The fact that the distance between these two points is indeed 20001571.135 meters was computed directly by GeographicLib. However, here I must point out that this result seems to disagree with many websites that offer such calculations. This is probably caused by the fact that nearly antipodal points are corner cases for geodesic computations on ellipsoids.

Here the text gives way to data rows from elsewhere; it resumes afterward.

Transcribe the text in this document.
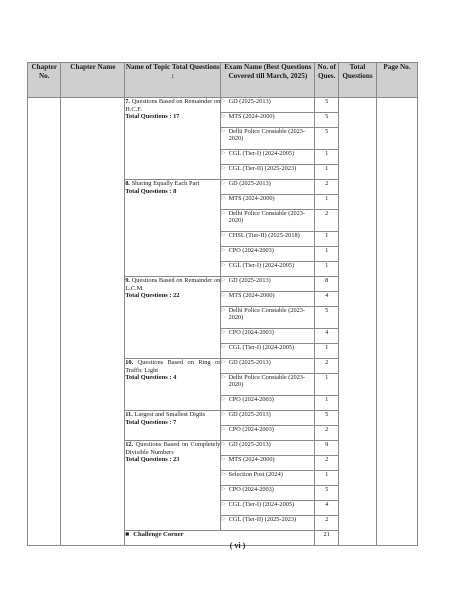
Chapter No.	Chapter Name	Name of Topic Total Questions :	Exam Name (Best Questions Covered till March, 2025)	No. of Ques.	Total Questions	Page No.
		7. Questions Based on Remainder on H.C.F.
Total Questions : 17	▷ GD (2025-2013)	5		

			▷ MTS (2024-2000)	5		

			▷ Delhi Police Constable (2023-2020)	5		

			▷ CGL (Tier-I) (2024-2005)	1		

			▷ CGL (Tier-II) (2025-2023)	1		
		8. Sharing Equally Each Part
Total Questions : 8	▷ GD (2025-2013)	2		

			▷ MTS (2024-2000)	1		

			▷ Delhi Police Constable (2023-2020)	2		

			▷ CHSL (Tier-II) (2025-2018)	1		

			▷ CPO (2024-2003)	1		

			▷ CGL (Tier-I) (2024-2005)	1		
		9. Questions Based on Remainder on L.C.M.
Total Questions : 22	▷ GD (2025-2013)	8		

			▷ MTS (2024-2000)	4		

			▷ Delhi Police Constable (2023-2020)	5		

			▷ CPO (2024-2003)	4		

			▷ CGL (Tier-I) (2024-2005)	1		
		10. Questions Based on Ring or Traffic Light
Total Questions : 4	▷ GD (2025-2013)	2		

			▷ Delhi Police Constable (2023-2020)	1		

			▷ CPO (2024-2003)	1		
		11. Largest and Smallest Digits
Total Questions : 7	▷ GD (2025-2013)	5		

			▷ CPO (2024-2003)	2		
		12. Questions Based on Completely Divisible Numbers
Total Questions : 23	▷ GD (2025-2013)	9		

			▷ MTS (2024-2000)	2		

			▷ Selection Post (2024)	1		

			▷ CPO (2024-2003)	5		

			▷ CGL (Tier-I) (2024-2005)	4		

			▷ CGL (Tier-II) (2025-2023)	2		
		■ Challenge Corner		21		
( vi )
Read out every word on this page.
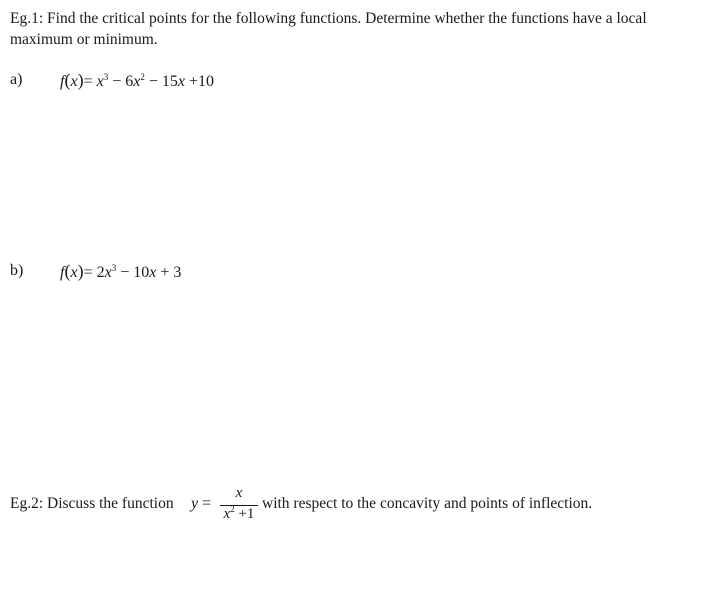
Eg.1: Find the critical points for the following functions. Determine whether the functions have a local
maximum or minimum.
a) $f(x)= x^3 - 6x^2 - 15x +10$
b) $f(x)= 2x^3 - 10x + 3$
Eg.2: Discuss the function y =
x
$x^2 +1$
with respect to the concavity and points of inflection.
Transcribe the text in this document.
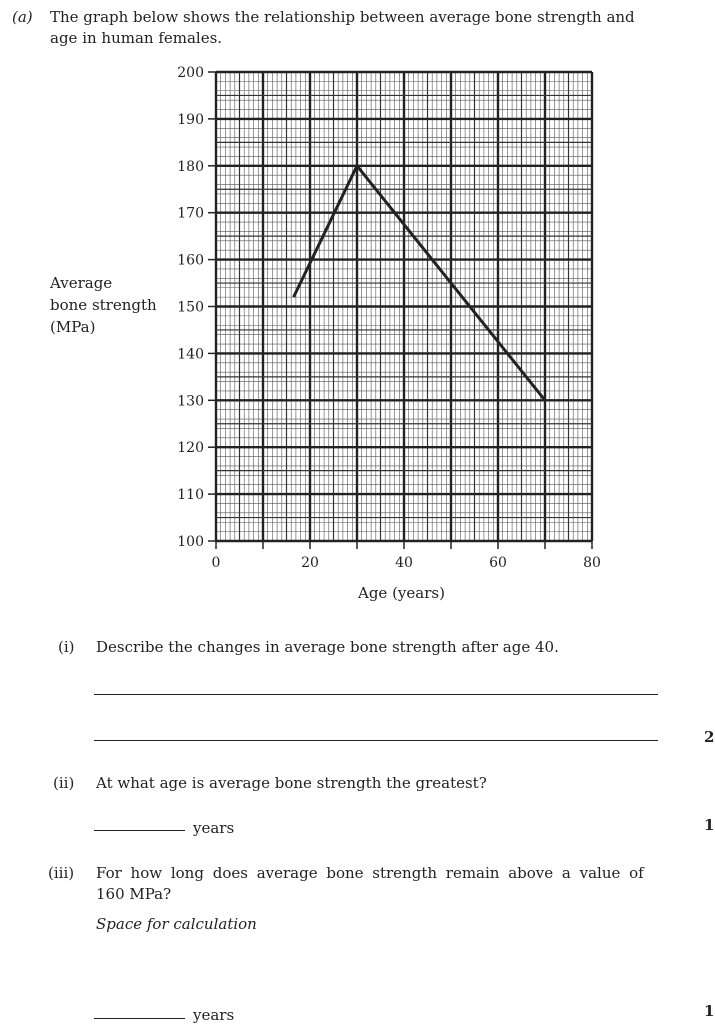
(a) The graph below shows the relationship between average bone strength and
age in human females.
Average
bone strength
(MPa)
100
110
120
130
140
150
160
170
180
190
200
0	20	40	60	80
Age (years)
(i) Describe the changes in average bone strength after age 40.
2
(ii) At what age is average bone strength the greatest?
years	1
(iii) For how long does average bone strength remain above a value of
160 MPa?
Space for calculation
years	1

- The coordinate distance calculator reports an absurd distance of 8.33 kilometers; the distance reported for antipodal points is 0 kilometers.
- The GPS visualizer computes the distance as NaN.
- The WGS-84 Geoid Distance Calculator also returns NaN.
- The FAI calculator indicates that "Algorithm did not converge".
- The Landings.com tool estimates the distance as 19867.6 km, and gives no indication of which coordinates it is using.
- travelmath.com gives a distance of 0 km.
- The Great Circle Mapper estimates the distance to be 20029 km, which seems inaccurate because it is more than 20004 km, the length of a half-meridian in the WGS-84 system. Another example illustrates that this tool does not seem to be using the shortest geodesic when computing distances. I have since heard from the maintainer, this is indeed a bug.
- The World-airport-codes tool gives a result of 20005.74 km, which again is slightly too large, but by a smaller margin.
- Google Maps computes the distance as 20007 km, which seems too high again.

It is conceivable that the sources that overestimate the distance (except Great
Circle Mapper, where the difference is too high, and otherwise explained)
are using a geoid model, to account for
variations in radius *beyond* what the WGS-84 ellipsoid accounts for. This is
beyond the scope of what I did.

That this pair is indeed the most distant depends on whether positions for other airports in OpenFlights are accurate, and whether this source is exhaustive, i.e., contains all airports. I did not really try to check any of these two points.